Nilda, the wife of a man convicted of embezzlement, asked her husband to lower his voice to avoid retaliation. The people know that "those responsible for Santiago being one of the most violent cities in Cuba are in the courts, which punish political crimes more severely than pedophilia or street violence leading to the deaths of minors."
"The court doesn’t concentrate on what it has to do," said Rosario, the grandmother of two teenagers convicted of assault, explaining that the mission of these institutions is to "demand that the police and prosecutors investigate those who have schools for thieves and pickpockets, and that take advantage of children by getting them into gangs."
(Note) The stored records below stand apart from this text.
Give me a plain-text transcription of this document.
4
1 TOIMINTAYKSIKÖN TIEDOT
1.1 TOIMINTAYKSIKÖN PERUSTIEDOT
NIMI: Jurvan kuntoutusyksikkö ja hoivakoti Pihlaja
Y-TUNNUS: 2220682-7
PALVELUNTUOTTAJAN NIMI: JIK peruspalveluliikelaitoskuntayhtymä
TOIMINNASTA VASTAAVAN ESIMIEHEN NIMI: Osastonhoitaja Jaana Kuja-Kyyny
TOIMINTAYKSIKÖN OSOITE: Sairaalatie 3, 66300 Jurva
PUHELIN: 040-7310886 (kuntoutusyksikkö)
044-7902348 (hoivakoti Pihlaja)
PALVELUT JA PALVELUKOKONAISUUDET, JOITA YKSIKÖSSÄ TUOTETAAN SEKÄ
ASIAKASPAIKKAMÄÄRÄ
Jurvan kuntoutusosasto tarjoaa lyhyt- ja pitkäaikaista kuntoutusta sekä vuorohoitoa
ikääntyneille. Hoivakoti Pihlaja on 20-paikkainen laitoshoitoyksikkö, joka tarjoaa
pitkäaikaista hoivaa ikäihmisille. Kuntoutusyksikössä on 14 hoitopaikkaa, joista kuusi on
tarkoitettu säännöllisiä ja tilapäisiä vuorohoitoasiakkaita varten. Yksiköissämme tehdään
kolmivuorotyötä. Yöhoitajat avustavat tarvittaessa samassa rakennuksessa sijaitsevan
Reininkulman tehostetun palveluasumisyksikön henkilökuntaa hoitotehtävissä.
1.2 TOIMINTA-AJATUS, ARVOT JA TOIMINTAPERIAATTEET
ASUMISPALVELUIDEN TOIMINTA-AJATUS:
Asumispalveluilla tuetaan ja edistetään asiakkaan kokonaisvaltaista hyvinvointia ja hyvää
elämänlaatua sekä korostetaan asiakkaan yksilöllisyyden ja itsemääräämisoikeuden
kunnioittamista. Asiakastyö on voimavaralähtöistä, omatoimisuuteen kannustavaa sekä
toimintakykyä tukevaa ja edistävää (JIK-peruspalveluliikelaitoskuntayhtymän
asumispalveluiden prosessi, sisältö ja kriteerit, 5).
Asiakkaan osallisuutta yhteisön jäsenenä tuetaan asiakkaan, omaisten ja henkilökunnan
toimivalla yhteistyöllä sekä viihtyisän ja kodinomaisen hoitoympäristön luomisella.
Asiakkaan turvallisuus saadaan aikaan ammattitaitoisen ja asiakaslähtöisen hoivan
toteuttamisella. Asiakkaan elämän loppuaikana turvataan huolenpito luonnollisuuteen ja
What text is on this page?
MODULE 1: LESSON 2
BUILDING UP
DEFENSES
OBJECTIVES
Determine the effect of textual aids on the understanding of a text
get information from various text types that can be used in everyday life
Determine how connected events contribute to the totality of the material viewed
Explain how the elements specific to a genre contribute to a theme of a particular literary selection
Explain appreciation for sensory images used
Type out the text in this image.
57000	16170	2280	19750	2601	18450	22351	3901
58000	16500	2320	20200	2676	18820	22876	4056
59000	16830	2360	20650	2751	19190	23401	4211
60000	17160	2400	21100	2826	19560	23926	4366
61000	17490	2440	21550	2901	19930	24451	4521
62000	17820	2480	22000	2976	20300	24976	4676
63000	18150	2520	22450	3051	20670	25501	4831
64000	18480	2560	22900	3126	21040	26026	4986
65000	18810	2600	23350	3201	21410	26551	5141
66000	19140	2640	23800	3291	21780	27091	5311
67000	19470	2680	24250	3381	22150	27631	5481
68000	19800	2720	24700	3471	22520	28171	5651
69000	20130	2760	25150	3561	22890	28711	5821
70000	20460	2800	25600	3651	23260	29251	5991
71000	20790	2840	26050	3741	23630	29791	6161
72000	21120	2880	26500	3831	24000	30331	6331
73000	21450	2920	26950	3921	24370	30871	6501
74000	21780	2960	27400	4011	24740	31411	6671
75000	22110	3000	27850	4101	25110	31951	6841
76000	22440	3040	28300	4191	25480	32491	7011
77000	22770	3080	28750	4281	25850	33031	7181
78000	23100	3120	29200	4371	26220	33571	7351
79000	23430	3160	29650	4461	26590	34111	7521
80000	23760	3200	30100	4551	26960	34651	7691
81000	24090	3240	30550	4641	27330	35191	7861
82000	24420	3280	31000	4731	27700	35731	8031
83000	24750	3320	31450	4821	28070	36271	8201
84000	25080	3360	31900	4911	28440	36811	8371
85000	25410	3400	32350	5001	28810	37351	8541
Ricardo said he stole from the State to keep from starving, "but I didn't stab anyone." If they want to arrest those responsible for the violence, "they have to look for those who aren't solving the crisis, and are drowning the people in a sea of need."
"I don't know of a single judge who has acted to ensure that the rights of prisoners at the Boniato and Mar Verde prisons are being respected," said Alejandro, who has friends who "have left there and returned as if they'd been in a war, or a Nazi concentration camp."
Sitting on a bench at a Coppelia, trying to calm her nerves, a mother stated: "If tomorrow my son is told that those responsible for hunger, blackouts and lack of money must be captured, I'd be the first person to go with him to the Police to arrest those scoundrels, but I don't want any indoctrinating him or accusing him just because they think that no one's going to cry over him anyway."
"Prosecuting the spiral of violence requires a deeper analysis than slandering an inmate or punishing those who commit acts of extreme violence," said the aunt of a prisoner who has been working on projects to address that problem without support for years.
Daniel, who served almost ten years for theft and the illegal slaughter of cattle in San Luis, expressed regret that all those who were on probation, or had served time for that crime in Paraíso, Pedernal, Bucuey, Nuevo Mundo and La Caoba, following the murder of a family in Chamarreta, were arrested.
"That is conditioning the population to spurn us," he argued.
The president of the Provincial People's Court stated that similar meetings were held in the nine municipalities of the territory, in order to find "creative ways" to reintegrate those sentenced, "always looking for ways to attract them to society in a healthy way."
To highlight the "human part of justice," he mentioned concessions by convicted producers of food for preschools and nursing homes; what he failed to explain is that this is one of the requirements to receive parole.
The presiding judges of the chambers of all the courts, together with the enforcement judges, supervise 110 people serving sentences for drug offenses and the theft and slaughter of livestock. But, more than oversight actions, this is seen as a kind of witch hunt against the convicts.
Although exemplary trials were announced, the press in Santiago de Cuba has not covered any, something that has happened in provinces such as Las Tunas. What was confirmed is that those convicted had to participate in a pilgrimage to Fidel Castro's tomb at the Santa Iphigenia Cemetery.
According to the authorities, the ongoing exercise will strengthen internal and external control by the State, Government and society, with a view to the anniversary of the triumph of the Revolution and other anniversaries that they intend to celebrate with crackdowns against MSMEs, self-employed workers and street vendors.